Os primeiros namoros. As miúdas muito pintadas e com aquelas permanentes típicas dos anos 80. Eles com risco ao meio e bigode (parece que agora voltou a estar na moda). Aquela cultura muito estereotipada, de cidadezinha do interior sul americano, onde toda a gente se conhecia.

O racismo ainda muito latente (os direitos civis eram ainda muito recentes), com alguns mecanismos efetivos de segregação impostos por normas sociais. Por exemplo, a censura social muito forte sobre a miscegenação. Até mesmo ao nível do próprio namoro.



Movimento dos Direitos Civis (1950s-1960s)
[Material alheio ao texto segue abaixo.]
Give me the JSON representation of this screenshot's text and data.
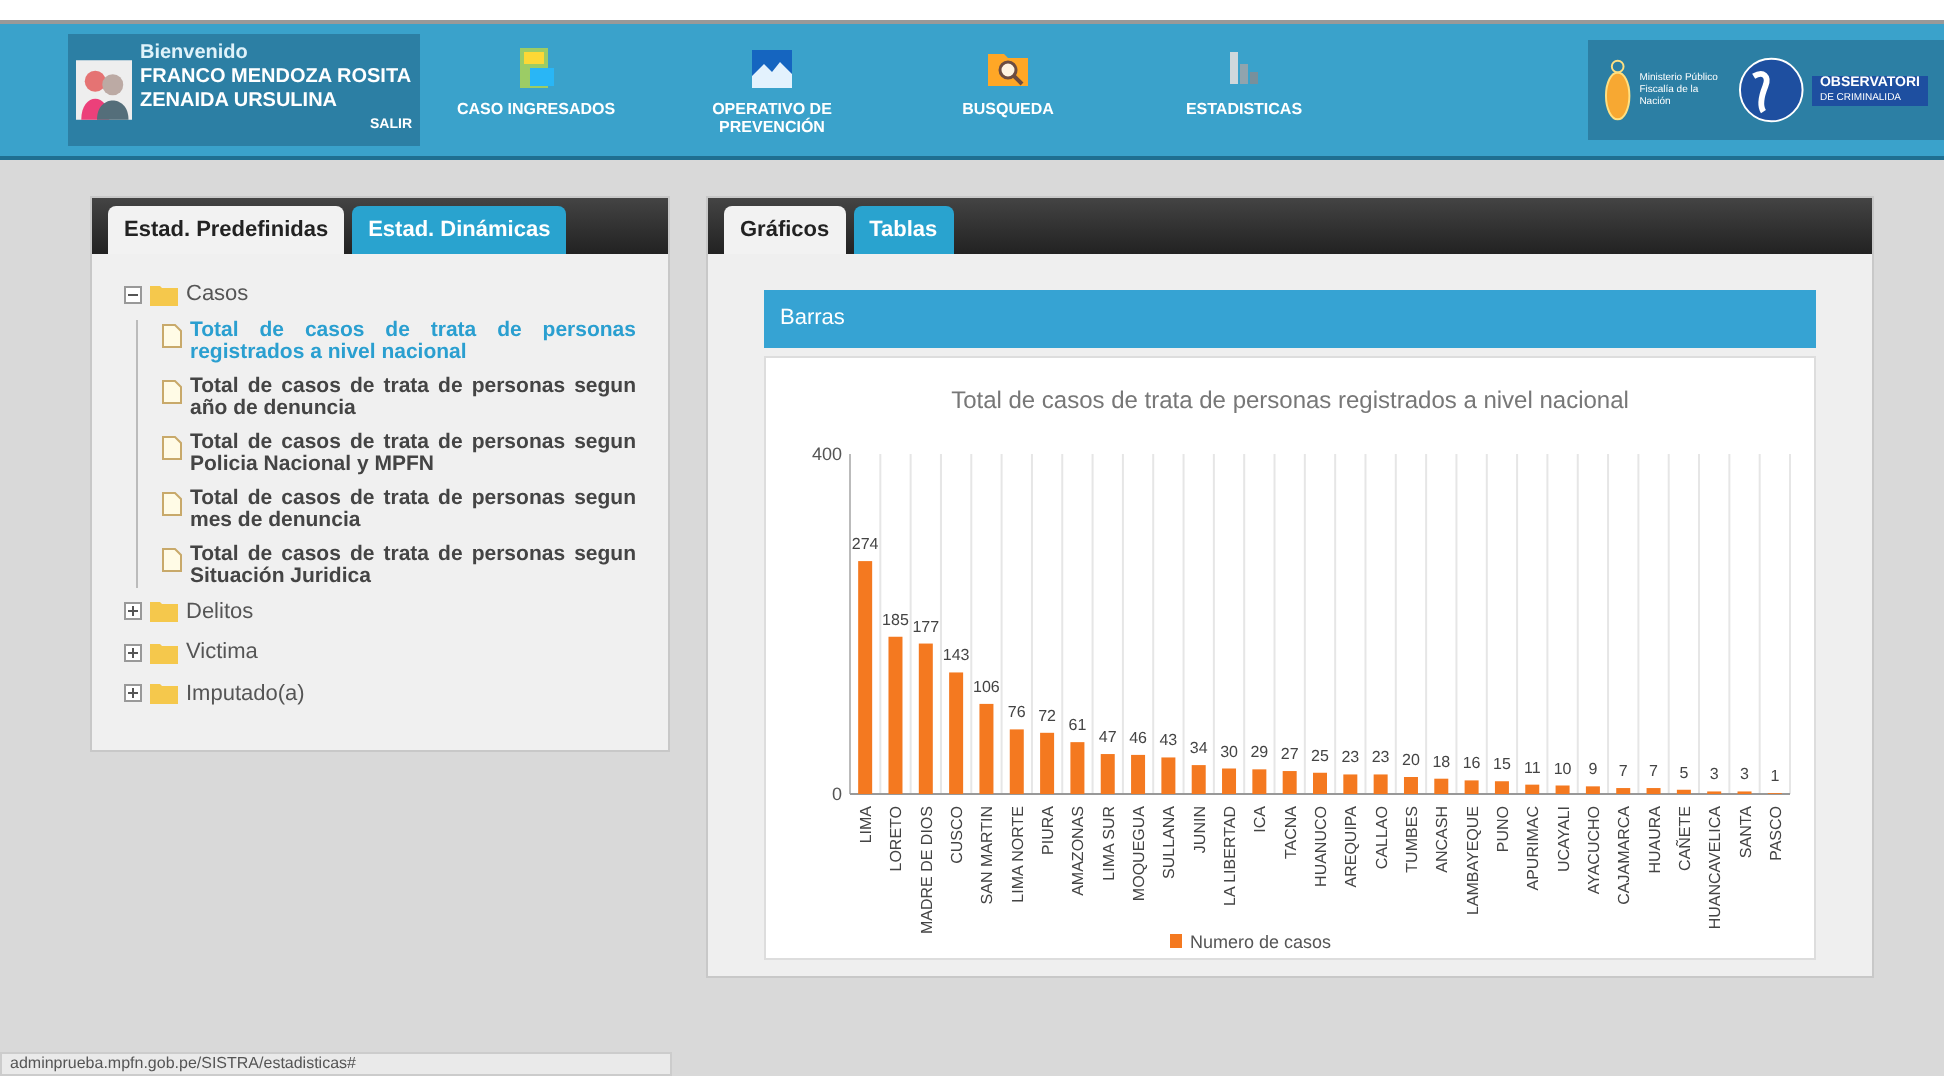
{
  "header": {
    "greeting": "Bienvenido",
    "user_name": "FRANCO MENDOZA ROSITA ZENAIDA URSULINA",
    "logout": "SALIR",
    "nav": [
      {
        "label": "CASO INGRESADOS",
        "kind": "cabinet"
      },
      {
        "label": "OPERATIVO DE PREVENCIÓN",
        "kind": "city"
      },
      {
        "label": "BUSQUEDA",
        "kind": "folder"
      },
      {
        "label": "ESTADISTICAS",
        "kind": "chart"
      }
    ],
    "logos": {
      "ministry": "Ministerio Público Fiscalía de la Nación",
      "observatory": "OBSERVATORI",
      "observatory_sub": "DE CRIMINALIDA"
    }
  },
  "left_panel": {
    "tabs": [
      {
        "label": "Estad. Predefinidas",
        "selected": true
      },
      {
        "label": "Estad. Dinámicas",
        "selected": false
      }
    ],
    "tree": [
      {
        "label": "Casos",
        "expanded": true,
        "children": [
          {
            "label": "Total de casos de trata de personas registrados a nivel nacional",
            "selected": true
          },
          {
            "label": "Total de casos de trata de personas segun año de denuncia",
            "selected": false
          },
          {
            "label": "Total de casos de trata de personas segun Policia Nacional y MPFN",
            "selected": false
          },
          {
            "label": "Total de casos de trata de personas segun mes de denuncia",
            "selected": false
          },
          {
            "label": "Total de casos de trata de personas segun Situación Juridica",
            "selected": false
          }
        ]
      },
      {
        "label": "Delitos",
        "expanded": false
      },
      {
        "label": "Victima",
        "expanded": false
      },
      {
        "label": "Imputado(a)",
        "expanded": false
      }
    ]
  },
  "right_panel": {
    "tabs": [
      {
        "label": "Gráficos",
        "selected": true
      },
      {
        "label": "Tablas",
        "selected": false
      }
    ],
    "section_title": "Barras",
    "chart_data": {
      "type": "bar",
      "title": "Total de casos de trata de personas registrados a nivel nacional",
      "categories": [
        "LIMA",
        "LORETO",
        "MADRE DE DIOS",
        "CUSCO",
        "SAN MARTIN",
        "LIMA NORTE",
        "PIURA",
        "AMAZONAS",
        "LIMA SUR",
        "MOQUEGUA",
        "SULLANA",
        "JUNIN",
        "LA LIBERTAD",
        "ICA",
        "TACNA",
        "HUANUCO",
        "AREQUIPA",
        "CALLAO",
        "TUMBES",
        "ANCASH",
        "LAMBAYEQUE",
        "PUNO",
        "APURIMAC",
        "UCAYALI",
        "AYACUCHO",
        "CAJAMARCA",
        "HUAURA",
        "CAÑETE",
        "HUANCAVELICA",
        "SANTA",
        "PASCO"
      ],
      "series": [
        {
          "name": "Numero de casos",
          "color": "#f47920",
          "values": [
            274,
            185,
            177,
            143,
            106,
            76,
            72,
            61,
            47,
            46,
            43,
            34,
            30,
            29,
            27,
            25,
            23,
            23,
            20,
            18,
            16,
            15,
            11,
            10,
            9,
            7,
            7,
            5,
            3,
            3,
            1
          ]
        }
      ],
      "ylim": [
        0,
        400
      ],
      "yticks": [
        0,
        400
      ],
      "data_labels": true
    }
  },
  "status_bar": "adminprueba.mpfn.gob.pe/SISTRA/estadisticas#"
}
Este período foi crucial para a conquista dos direitos civis, especialmente para a população afro-americana. Alguns marcos importantes incluem:

  • Decisão Brown v. Board of Education (1954): A Suprema Corte declarou a segregação racial nas escolas públicas inconstitucional.
  • Lei dos Direitos Civis de 1964: Proibiu a discriminação com base na raça, cor, religião, sexo ou origem nacional em empregos, escolas, e acomodações públicas.
  • Lei dos Direitos de Voto de 1965: Proibiu práticas de votação discriminatórias que tinham sido adotadas em muitos estados do sul.
  • Lei de Habitação Justa de 1968: Proibiu a discriminação na venda, aluguel e financiamento de habitações com base na raça, cor, religião, sexo ou origem nacional.



A grande religiosidade da sociedade, em contraste com o laicismo europeu.

A cultura da testosterona e do machismo. A validação masculina pelas proezas desportivas e feminina pela beleza.

Uma cultura social extrovertida mas bastante superficial.

As normas e rituais sociais rígidos (suponho que para conseguir fazer funcionar o "melting pot" de culturas que são os EUA; se é mais ou menos "melting" isso daria para uma outra discussão).

A grande aposta no voluntariado (em contraste com a aposta europeia no assistencialismo do Estado).

A cultura do automóvel e a necessidade de possuir um para nos conseguirmos deslocar.

As casas de madeira e os terrenos sem muros.



Em suma, foi para mim uma experiência de grandes contrastes e muito rica. Com muitas coisas boas e muitas coisas menos boas, como em todas as sociedades humanas. Aprendi muito e obrigou-me a sair da casca (zona de conforto, como se diz hoje em dia).